I am running a regression of a continuous variable on a number of
independent variables that include two categorical variables (age and income). There are 4 income categories and 9 age categories. This means I need 3+8=11 dummy vars. I understand that SPSS automatically takes one income category and one age category as the reference categories if I use 4 +9 dummies and enter them into the regression using When I use the syntax /regression /dependent=VarY /method = enter Var 1....Inc1 Inc2 Inc3 inc4 age1 age2..........age9 . These are returned in an excluded vars table after the coefficients table? Now when running this regression for different regions ( too many regions so Im evaluating the regression separately for each region)--i sometimes get 2 age categories in the excluded vars table.
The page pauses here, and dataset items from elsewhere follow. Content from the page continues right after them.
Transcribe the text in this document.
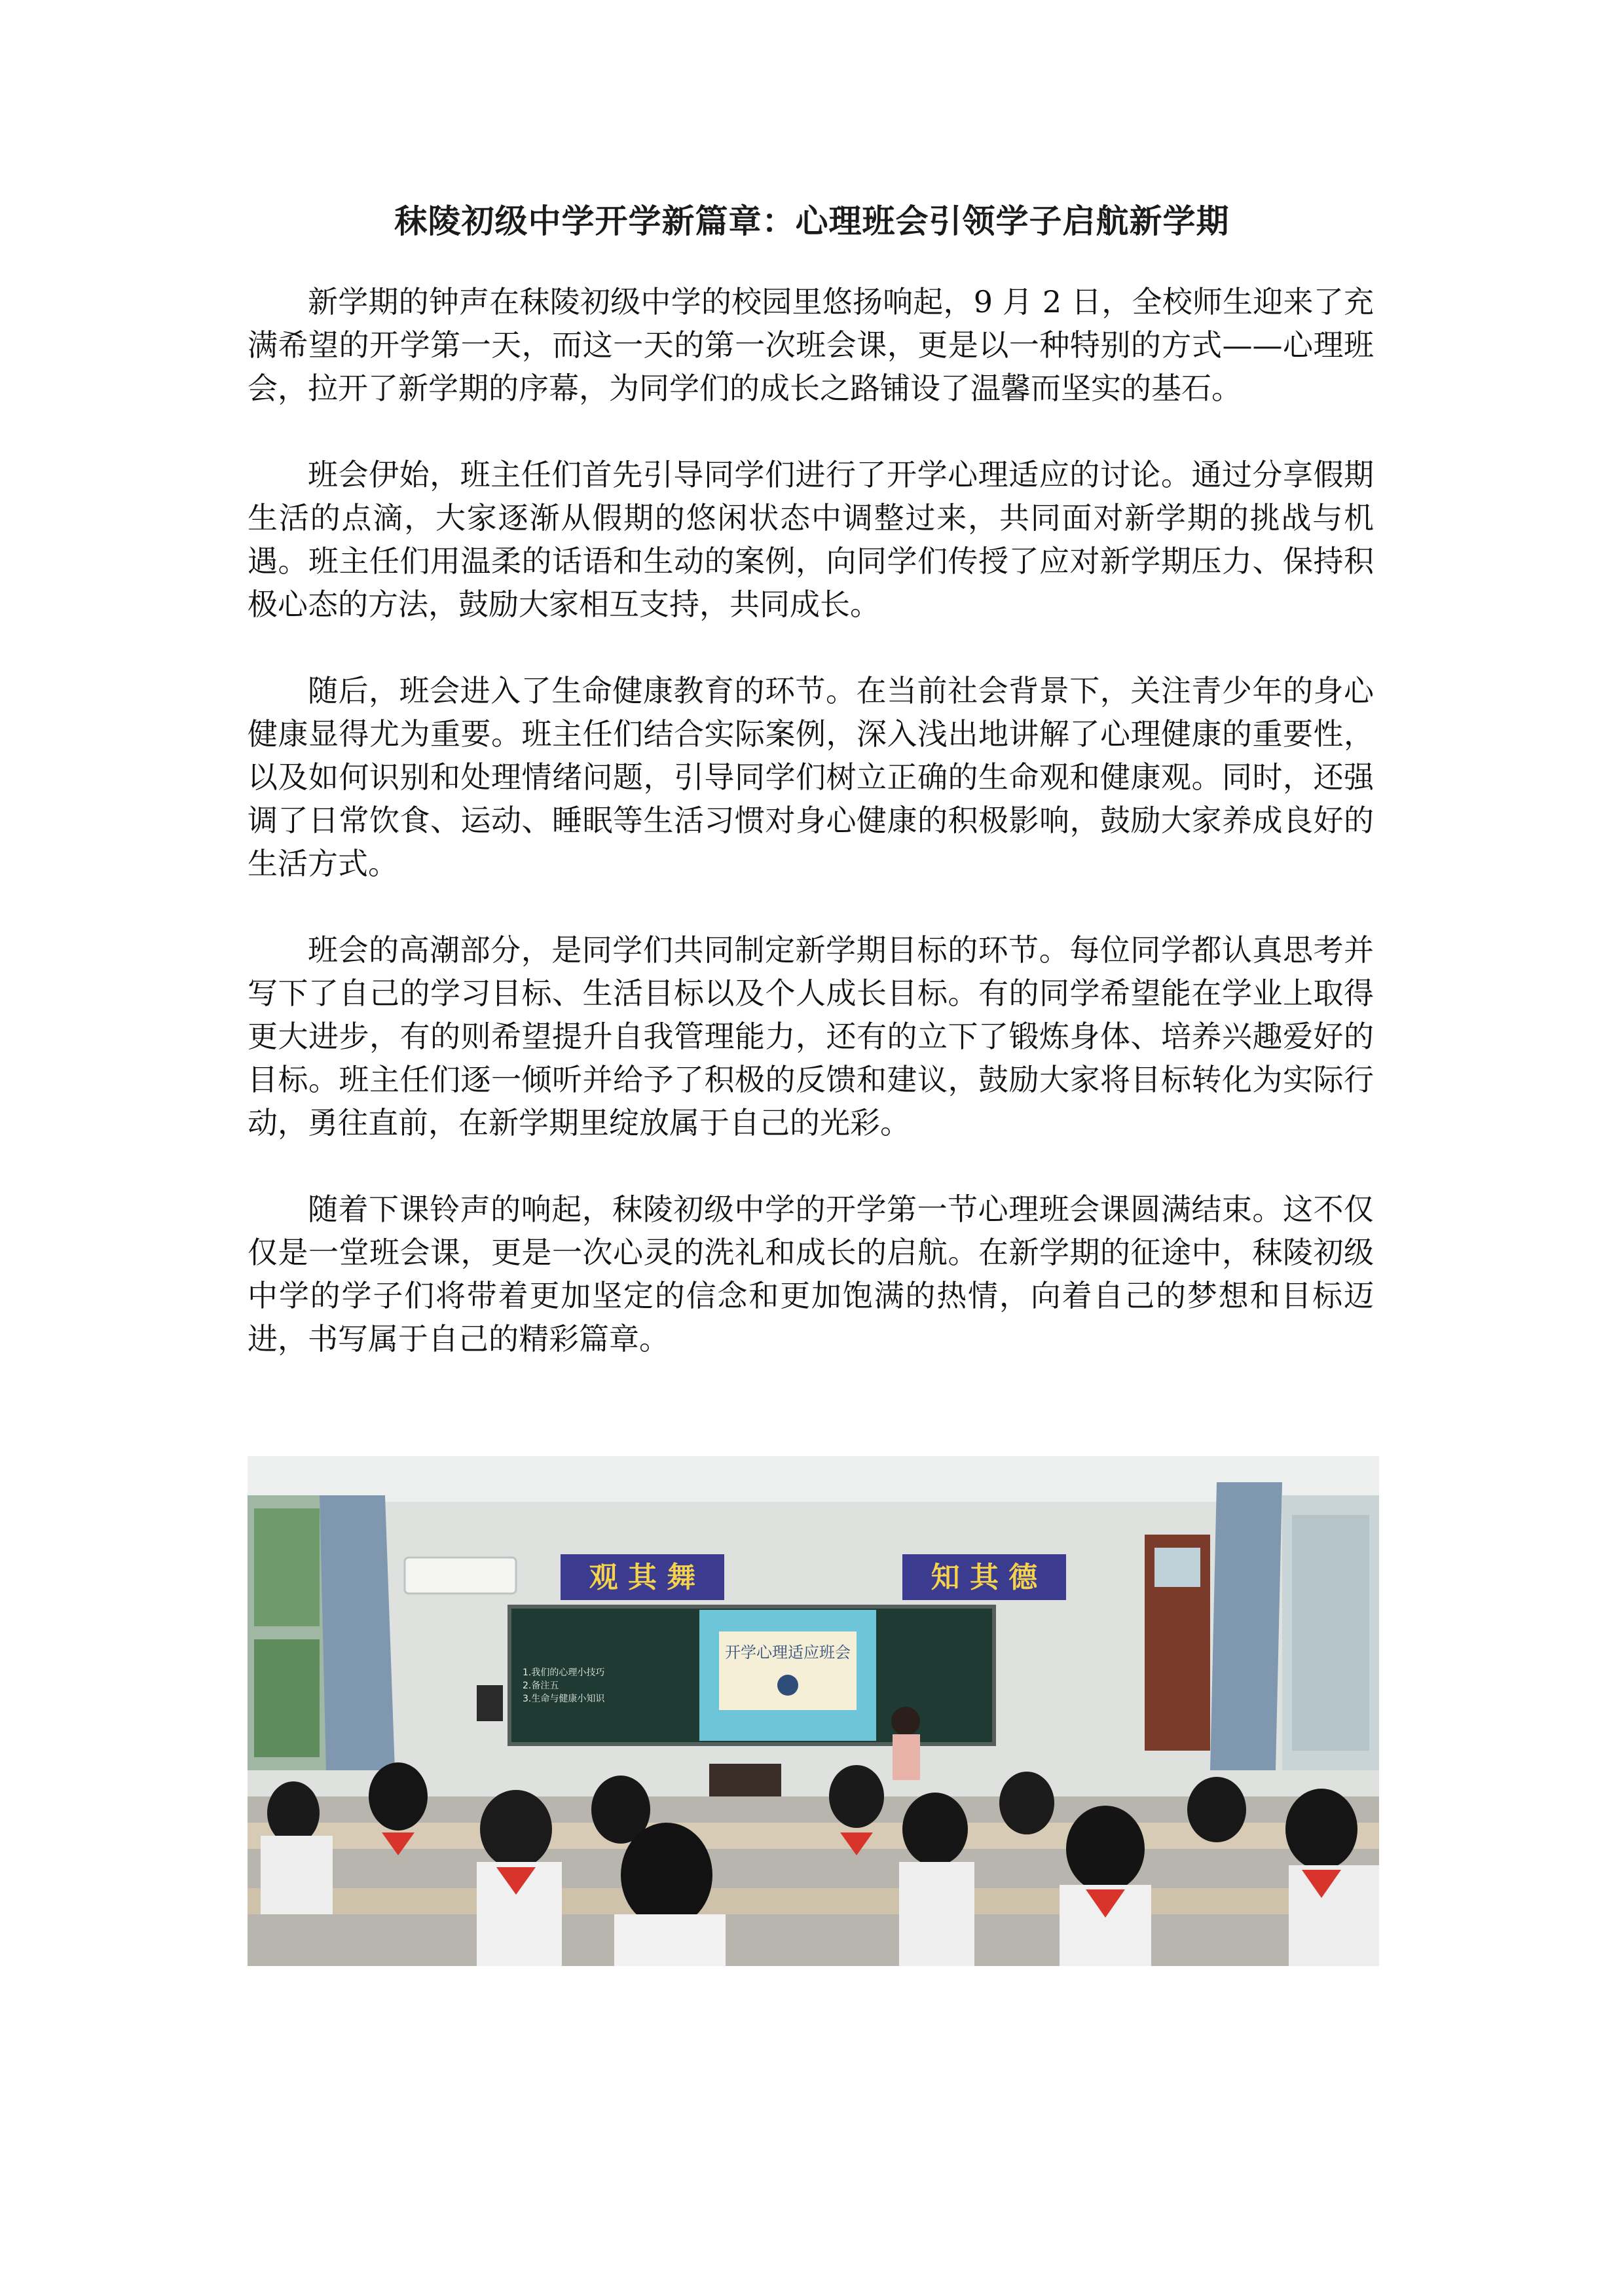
秣陵初级中学开学新篇章：心理班会引领学子启航新学期

新学期的钟声在秣陵初级中学的校园里悠扬响起，9 月 2 日，全校师生迎来了充满希望的开学第一天，而这一天的第一次班会课，更是以一种特别的方式——心理班会，拉开了新学期的序幕，为同学们的成长之路铺设了温馨而坚实的基石。

班会伊始，班主任们首先引导同学们进行了开学心理适应的讨论。通过分享假期生活的点滴，大家逐渐从假期的悠闲状态中调整过来，共同面对新学期的挑战与机遇。班主任们用温柔的话语和生动的案例，向同学们传授了应对新学期压力、保持积极心态的方法，鼓励大家相互支持，共同成长。

随后，班会进入了生命健康教育的环节。在当前社会背景下，关注青少年的身心健康显得尤为重要。班主任们结合实际案例，深入浅出地讲解了心理健康的重要性，以及如何识别和处理情绪问题，引导同学们树立正确的生命观和健康观。同时，还强调了日常饮食、运动、睡眠等生活习惯对身心健康的积极影响，鼓励大家养成良好的生活方式。

班会的高潮部分，是同学们共同制定新学期目标的环节。每位同学都认真思考并写下了自己的学习目标、生活目标以及个人成长目标。有的同学希望能在学业上取得更大进步，有的则希望提升自我管理能力，还有的立下了锻炼身体、培养兴趣爱好的目标。班主任们逐一倾听并给予了积极的反馈和建议，鼓励大家将目标转化为实际行动，勇往直前，在新学期里绽放属于自己的光彩。

随着下课铃声的响起，秣陵初级中学的开学第一节心理班会课圆满结束。这不仅仅是一堂班会课，更是一次心灵的洗礼和成长的启航。在新学期的征途中，秣陵初级中学的学子们将带着更加坚定的信念和更加饱满的热情，向着自己的梦想和目标迈进，书写属于自己的精彩篇章。

观 其 舞	知 其 德
1.我们的心理小技巧
2.备注五
3.生命与健康小知识
开学心理适应班会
Also, for one region , i get no excluded vars table..what to do? |
Actually, SPSS does not "automatically takes one category as the reference category", but SPSS excludes variables when tolerance too low. One dummy is excluded because it can be perfectly predicted from the dummies for the other categories, thus tolerance zero, thus excluded. (all categories can be perfectly predicted from the dummies for the other categories; which one is excluded is arbitrary)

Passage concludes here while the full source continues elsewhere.